Grid reference and co-ordinates checked we arrive at the spot and start looking out for a slightly odd looking grey or green shed-like box that is the Bush Estate monitoring station. None can be found. We check the co-ordinates again, and wonder if in fact this estate has been built up since the time of the monitoring station… this station certainly has data from much further back than many of the stations in the centre of Edinburgh City. The earliest records are from 1986.
After some hunting we approach the Centre for Ecology and Hydrology (CEH) building. CEH is the UK’s Centre of Excellence for integrated research in terrestrial and freshwater ecosystems and their interaction with the atmosphere. Surely they’d have some idea of where it would be.
Sure enough the shed-like box, or in this case more of a portacabin surrounded by several complex looking instruments is sitting pretty in the middle of a field behind the CEH building. A friendly welcome followed by an invitation to actually view the internal workings of the station brings to light the extraordinary monitoring that is occurring on a 24/7 basis.
The number of whirring instruments held within the hut also explains the slightly unearthly sound that I’d heard being emitted from other monitoring sites around the city!
A clump of as yet un-identified trees stands just a few meters away from the monitoring site and we begin to assess and survey the lichens we find. Here, away from roads, tucked in a field protected by hedges, other trees and buildings we find a wonderful array of lichens covering the trunks, branches and twigs.

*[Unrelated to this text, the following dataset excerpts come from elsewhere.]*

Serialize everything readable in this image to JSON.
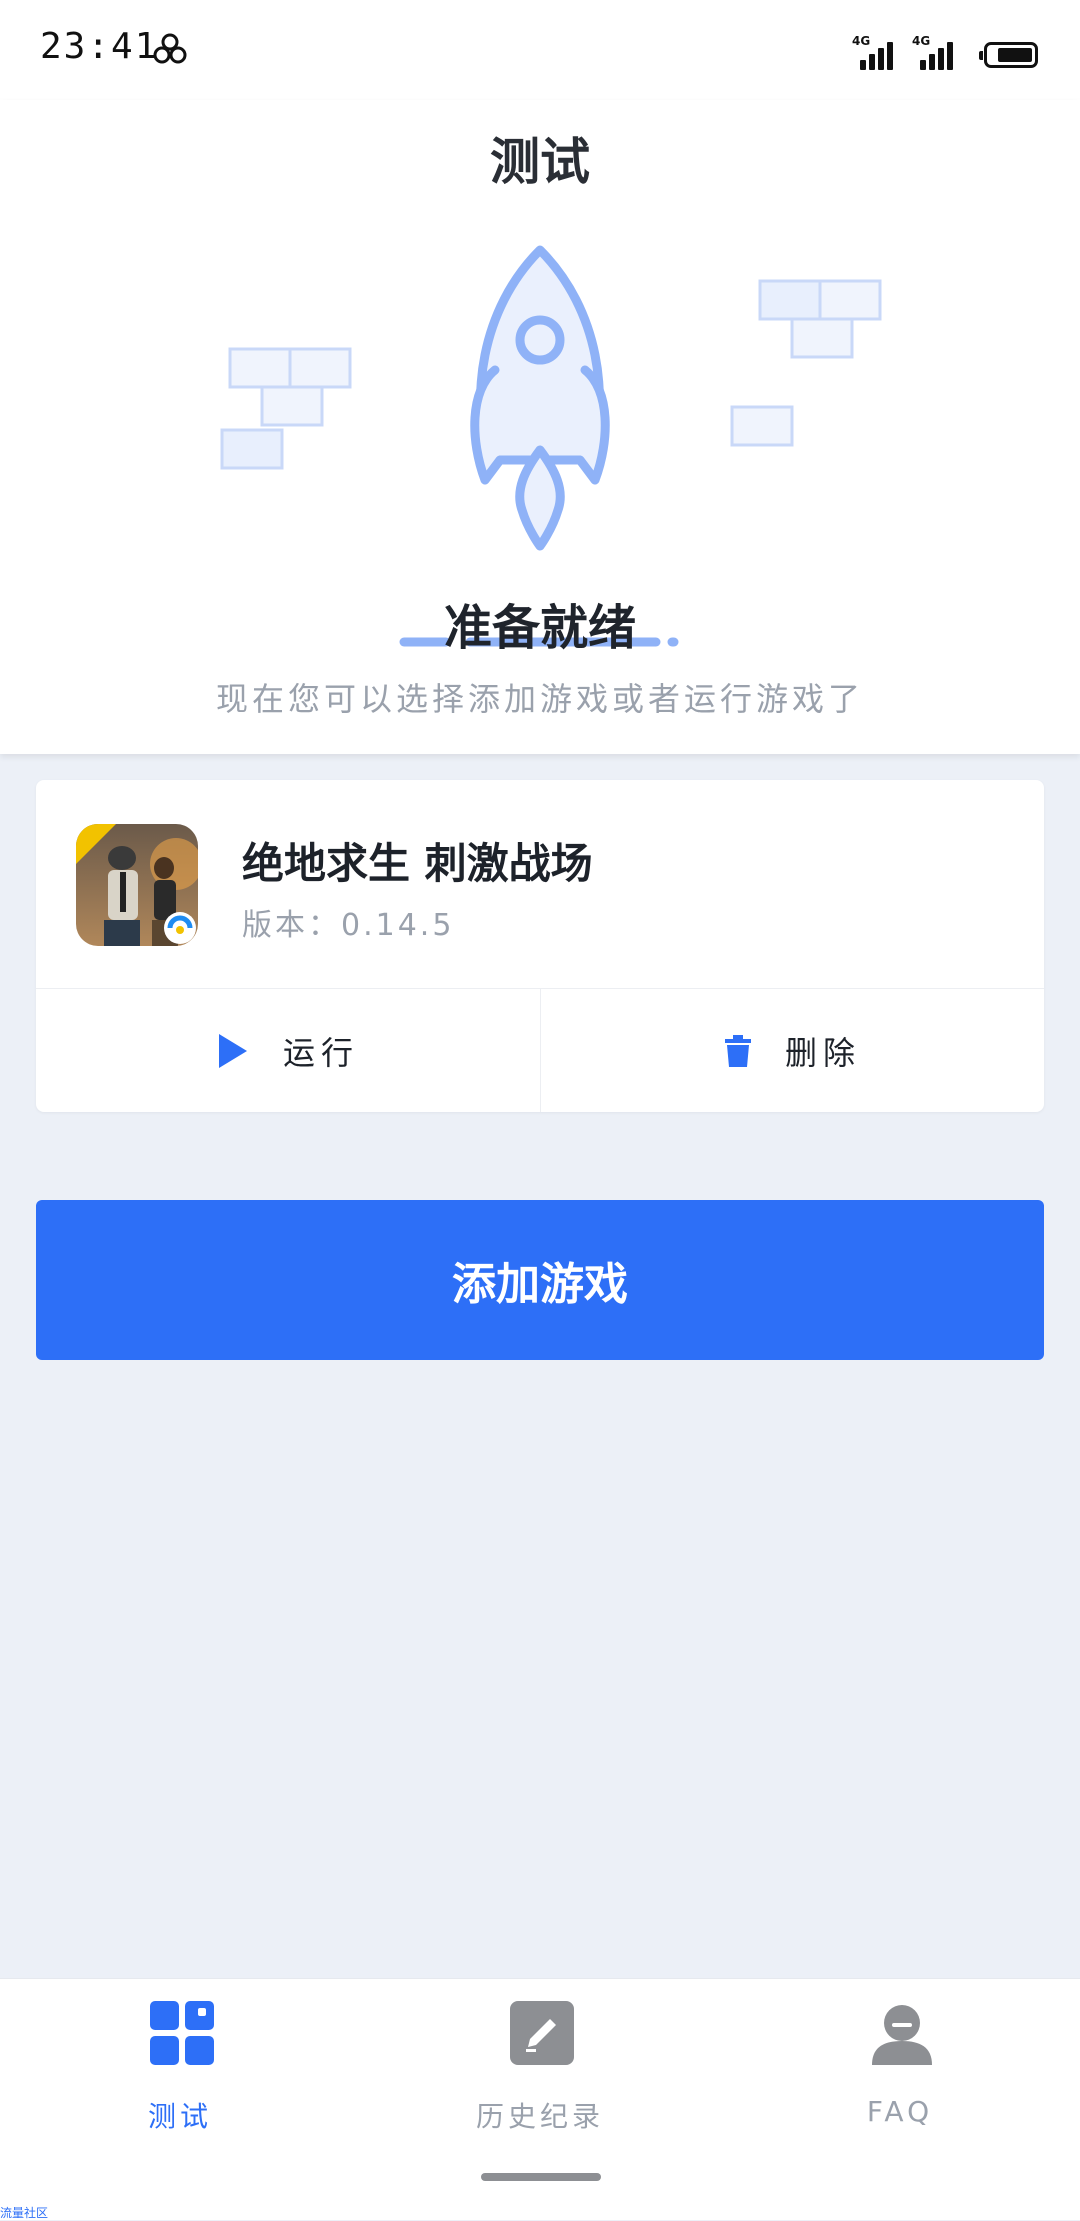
{
  "status_bar": {
    "time": "23:41",
    "network_labels": [
      "4G",
      "4G"
    ]
  },
  "header": {
    "title": "测试",
    "ready_title": "准备就绪",
    "ready_subtitle": "现在您可以选择添加游戏或者运行游戏了"
  },
  "game_card": {
    "name": "绝地求生 刺激战场",
    "version": "版本：0.14.5",
    "actions": {
      "run_label": "运行",
      "delete_label": "删除"
    }
  },
  "add_game_button": {
    "label": "添加游戏"
  },
  "bottom_nav": {
    "items": [
      {
        "label": "测试",
        "icon": "grid-icon",
        "active": true
      },
      {
        "label": "历史纪录",
        "icon": "edit-icon",
        "active": false
      },
      {
        "label": "FAQ",
        "icon": "user-icon",
        "active": false
      }
    ]
  },
  "watermark": "流量社区",
  "colors": {
    "accent": "#2d6ff7",
    "background": "#ecf0f7",
    "illustration": "#8fb2f7",
    "text_primary": "#1d222a",
    "text_secondary": "#9aa1ac"
  }
}
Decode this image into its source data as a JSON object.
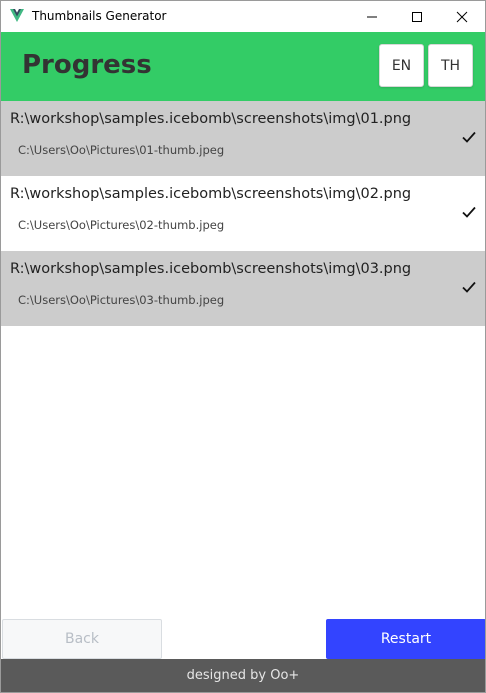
{
  "window": {
    "title": "Thumbnails Generator",
    "icon": "vue-logo-icon"
  },
  "header": {
    "title": "Progress",
    "languages": [
      "EN",
      "TH"
    ]
  },
  "items": [
    {
      "source": "R:\\workshop\\samples.icebomb\\screenshots\\img\\01.png",
      "output": "C:\\Users\\Oo\\Pictures\\01-thumb.jpeg",
      "status": "done"
    },
    {
      "source": "R:\\workshop\\samples.icebomb\\screenshots\\img\\02.png",
      "output": "C:\\Users\\Oo\\Pictures\\02-thumb.jpeg",
      "status": "done"
    },
    {
      "source": "R:\\workshop\\samples.icebomb\\screenshots\\img\\03.png",
      "output": "C:\\Users\\Oo\\Pictures\\03-thumb.jpeg",
      "status": "done"
    }
  ],
  "actions": {
    "back_label": "Back",
    "restart_label": "Restart"
  },
  "footer": {
    "credit": "designed by Oo+"
  },
  "colors": {
    "header_bg": "#33cc66",
    "primary": "#3344ff",
    "row_shaded": "#cccccc",
    "footer_bg": "#5a5a5a"
  }
}
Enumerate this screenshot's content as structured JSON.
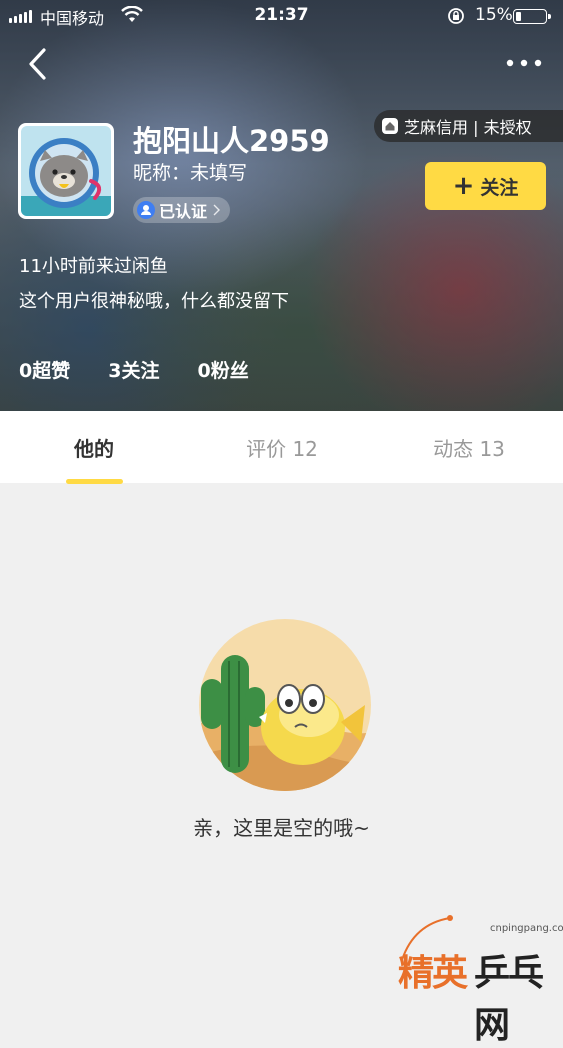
{
  "status_bar": {
    "carrier": "中国移动",
    "time": "21:37",
    "battery": "15%"
  },
  "profile": {
    "username": "抱阳山人2959",
    "nickname": "昵称：未填写",
    "verified_label": "已认证",
    "credit": "芝麻信用 | 未授权",
    "follow_button": "关注",
    "last_visit": "11小时前来过闲鱼",
    "bio": "这个用户很神秘哦，什么都没留下",
    "stats": {
      "likes": "0超赞",
      "following": "3关注",
      "followers": "0粉丝"
    }
  },
  "tabs": [
    {
      "label": "他的"
    },
    {
      "label": "评价 12"
    },
    {
      "label": "动态 13"
    }
  ],
  "empty_state": {
    "message": "亲，这里是空的哦~"
  },
  "watermark": {
    "url": "cnpingpang.com",
    "text_1": "精英",
    "text_2": "乒乓网"
  },
  "colors": {
    "accent": "#ffda44",
    "text_dark": "#333333",
    "text_muted": "#999999",
    "page_bg": "#f0f0f0"
  },
  "icons": [
    "signal-icon",
    "wifi-icon",
    "rotation-lock-icon",
    "battery-icon",
    "back-icon",
    "more-icon",
    "verified-icon",
    "home-icon",
    "plus-icon"
  ]
}
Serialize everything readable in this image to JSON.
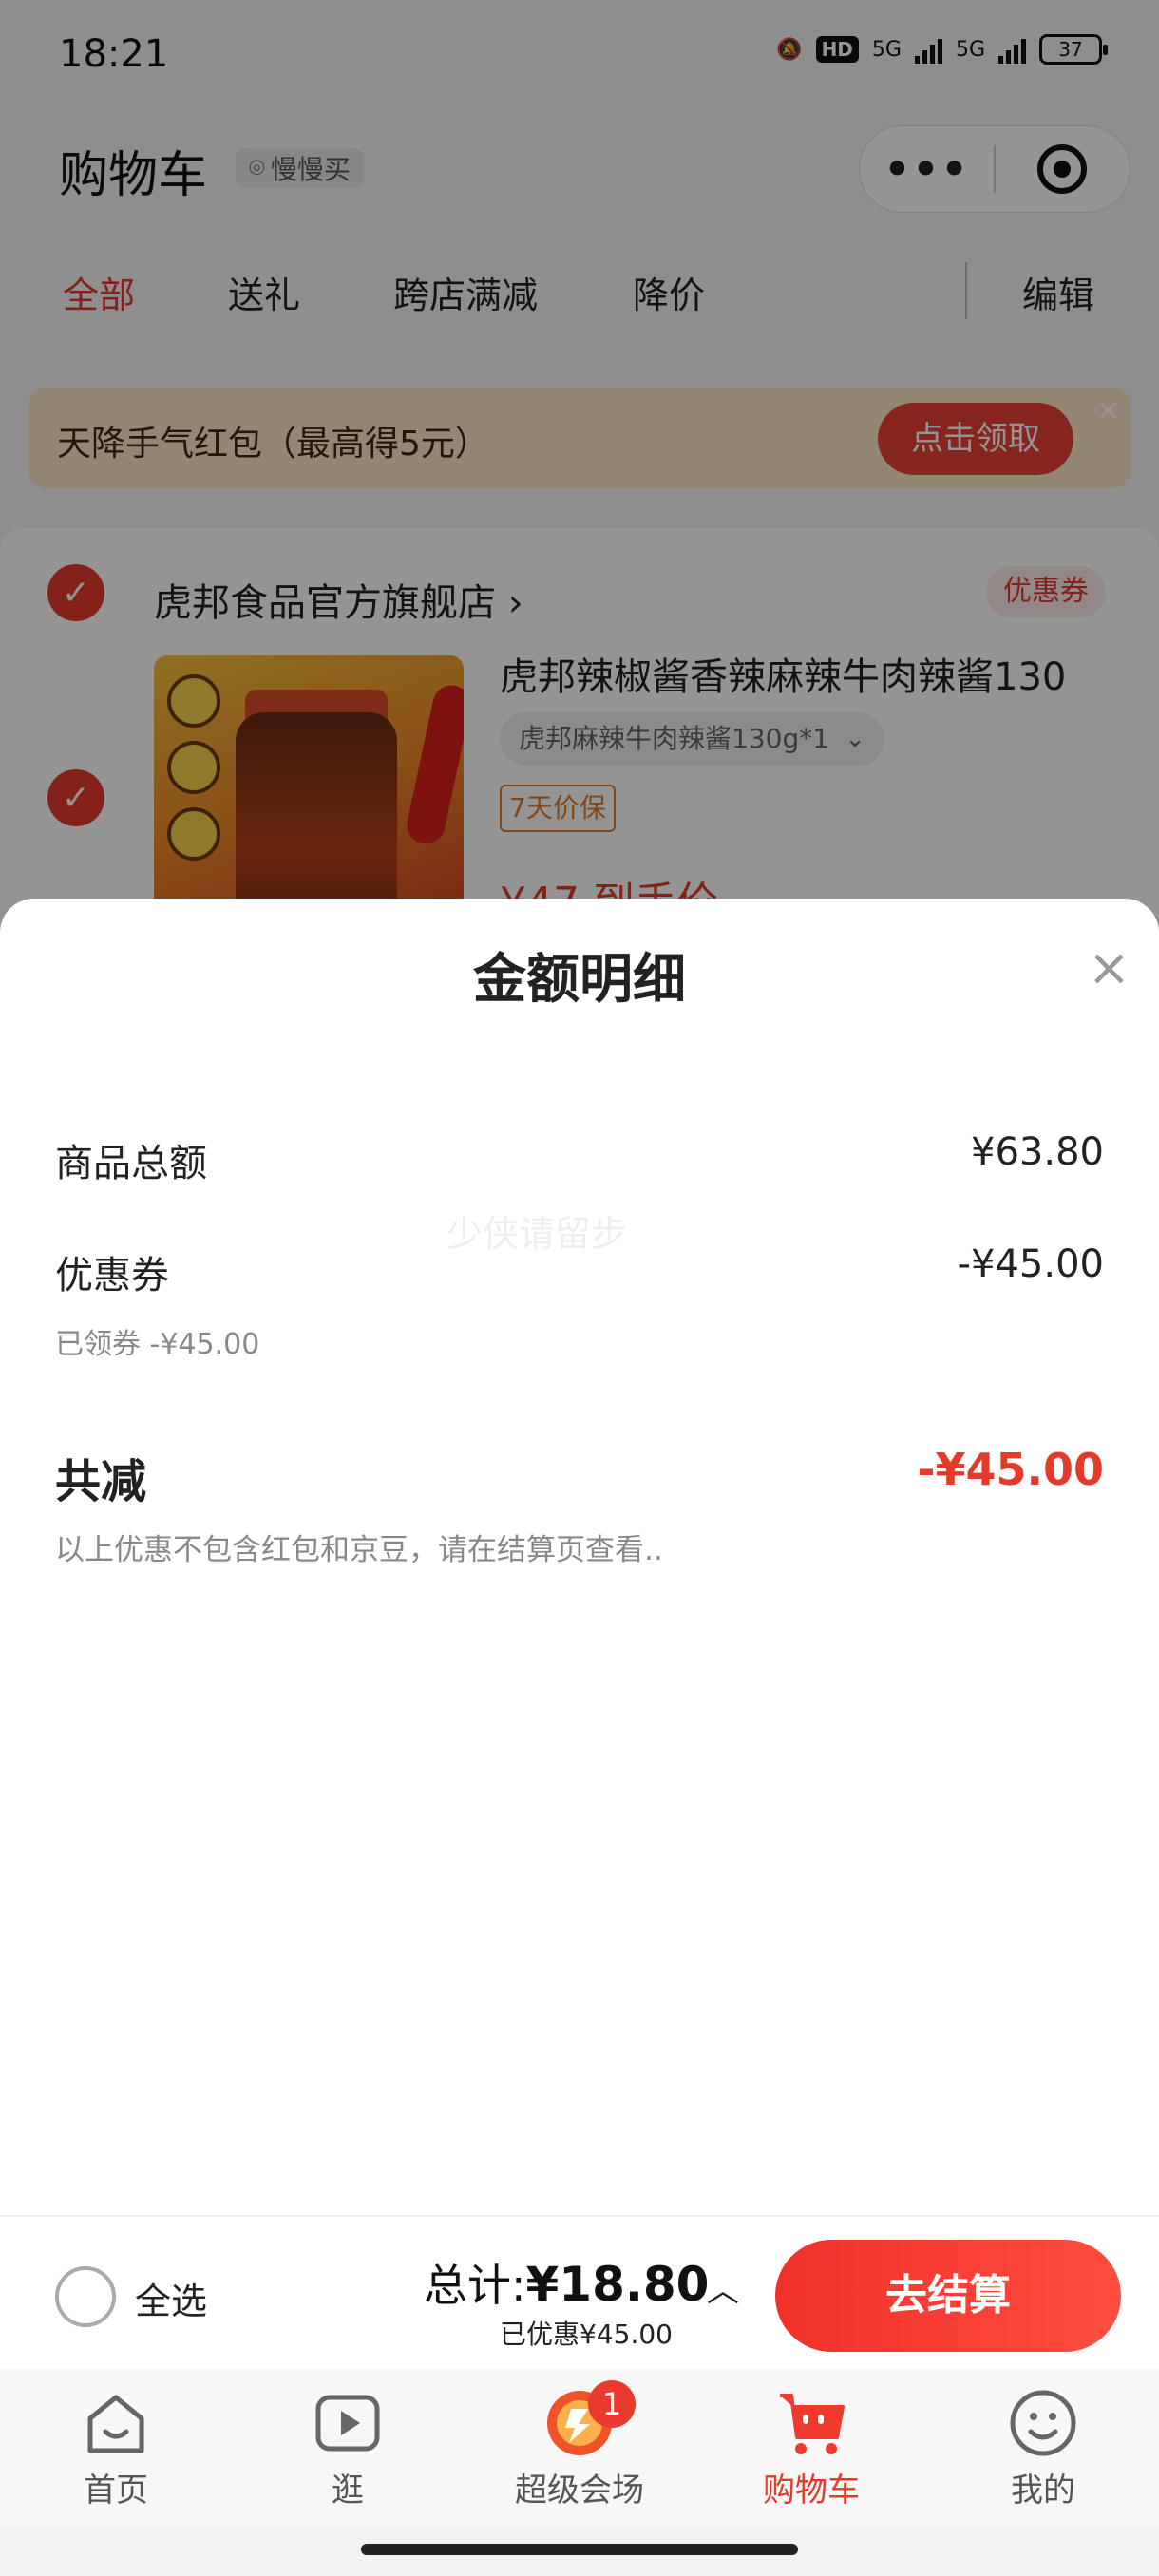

With my mentor Dr Chris Ellis supporting this outing it’s a great chance to practise my ID skills. Especially as each of the four trees we survey have very similar lichens on them – with a mixture of crustose (crusts – firmly attached to tree and not easily detached), foliose (leafy- frequently attached by root-like hairs) and fruticose (bushy – usually only attached at one point).
Maybe because part of the work that occurs at CEH involves various types of monitoring and surveying, no-one seems to bat an eye lid as we hug the trees (measure their girth) and crouch to stare very closely at the tree trunks for long periods of time.